La mauvaise réputation
Un article du "Jerusalem Post" daté de l'an dernier allait dans ce sens, en remarquant que - contrairement à la Hongrie (et Israël) - les nations "politiquement correctes" qui font consensus sur la scène internationale, ne prennent pas la peine d'inviter d'importantes délégation de journalistes pour leur présenter le pays sous un jour meilleur.
Car la Hongrie, quoi qu'on en dise, se soucie de l'image peu flatteuse qu'elle renvoie au monde ou plutôt, que les journaux du monde renvoient d'elle depuis trois ans.
"J'ai demandé à des étudiants ici [en Hongrie, ndlr] ce que leur évoquait le mot "Israël", raconte son ambassadeur. "Les réponses tournaient autour de la politique au moyen orient, du judaïsme, de la guerre, du terrorisme... Bien sûr, ces aspects font partie de notre réalité. Mais le portrait ne se résume pas au conflit. Je dois leur parler d'autres aspects de mon pays". Le parallèle peut être fait avec la Hongrie, qui peine à faire accepter au monde que l'actualité hongroise ne se résume pas au parti d'extrême-droite Jobbik, à ses milices désarmées de la Magyar Gàrda et à la catastrophe de la boue rouge.
Le Congrès Juif Mondial
En mai, Budapest a accueilli le Congrès Juif Mondial. "C'était un acte de solidarité envers la communauté juive en ces temps difficiles [...] et un message fort envoyé à ceux qui, pour parler en termes très diplomatiques, n'aiment pas les Juifs", estime l'ambassadeur.
Il est cependant difficile, même en restant très diplomate, de faire comme si le congrès n'avait as été troublé par les manifestations anti-juives organisées simultanément dans la capitale. Les médias ont même été jusqu'à pointer du doigt la complaisance coupable donc aurait fait preuve le gouvernement hongrois.
Justement. Le fait est que le gouvernement hongrois, par le biais de son 1er ministre Viktor Orbàn, avait expressément interdit ces manifestations. C'est le tribunal de Budapest qui a fini par les autoriser, sous la pression de certaines ONG (notamment le Comité Helsinki) faisant primer la "liberté d'expression".
Ilan Mor, ambassadeur d'Israël en Hongrie :
"Il [Orbàn] a essayé d'employer la voie légale pour empêcher ces manifestations anti-juives, et il est de notoriété publique que c'est la Cour Suprême qui a annulé sa décision et autorisé ces gens à descendre dans la rue".
Ignorant ce dernier point, les médias ont parlé d'absence de condamnation du Jobbik de la part du gouvernement. "Je pense que l'interview que M. Orbàn a accordé au premier journal israélien, Yedioth Ahronoth, est très importante. [...] Le message dans cette interview est clair. M. Orbàn ne coopérerait en aucune façon avec le Jobbik, que ce soit à l'intérieur ou à l'extérieur du gouvernement. C'est une déclaration politique très forte.", estime M. Mor.

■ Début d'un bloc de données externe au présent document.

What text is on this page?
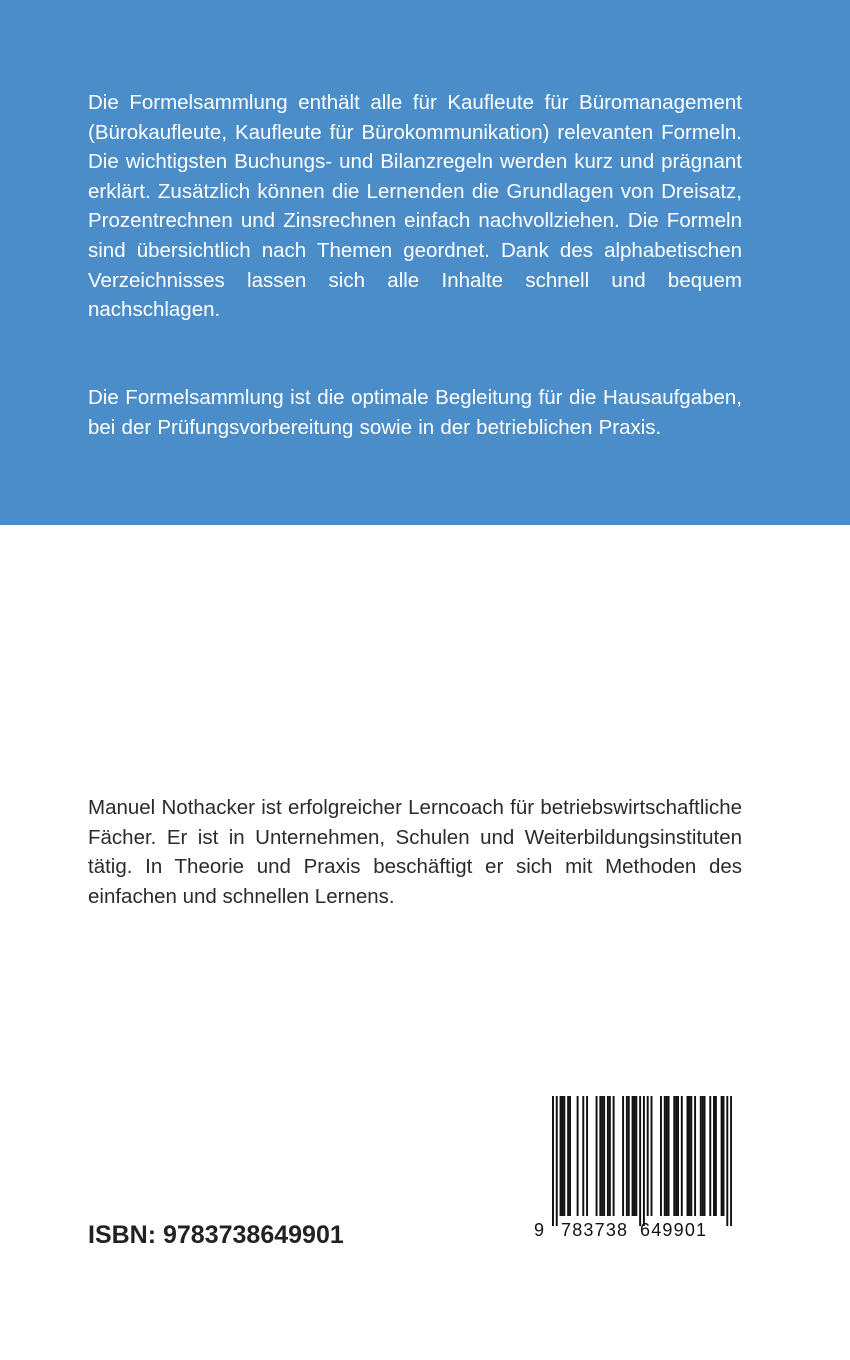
Die Formelsammlung enthält alle für Kaufleute für Büromanagement (Bürokaufleute, Kaufleute für Bürokommunikation) relevanten Formeln. Die wichtigsten Buchungs- und Bilanzregeln werden kurz und prägnant erklärt. Zusätzlich können die Lernenden die Grundlagen von Dreisatz, Prozentrechnen und Zinsrechnen einfach nachvollziehen. Die Formeln sind übersichtlich nach Themen geordnet. Dank des alphabetischen Verzeichnisses lassen sich alle Inhalte schnell und bequem nachschlagen.

Die Formelsammlung ist die optimale Begleitung für die Hausaufgaben, bei der Prüfungsvorbereitung sowie in der betrieblichen Praxis.

Manuel Nothacker ist erfolgreicher Lerncoach für betriebswirtschaftliche Fächer. Er ist in Unternehmen, Schulen und Weiterbildungsinstituten tätig. In Theorie und Praxis beschäftigt er sich mit Methoden des einfachen und schnellen Lernens.

ISBN: 9783738649901	9 783738 649901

L'ambassadeur précise cependant que, suite à ces déclarations du 1er ministre hongrois, des actes concrets sont toujours attendus. Une étude sociologique menée par Andràs Kovàcs sur les vingt dernières années note une recrudescence de la rhétorique antisémite dans le discours public. On peut parler d'un "effet Jobbik", qui a contribué à en légitimer l'usage, en l'invitant jusque dans le parlement. L'enquête, si elle montre bien la montée des préjugés antisémites dans l'opinion sur cette période, ne doit pas faire oublier que la Hongrie n'est pas la seule concernée. Comme Ilan Mor le constate, il n'existe qu'un pays au monde épargné par l'antisémitisme, la Chine.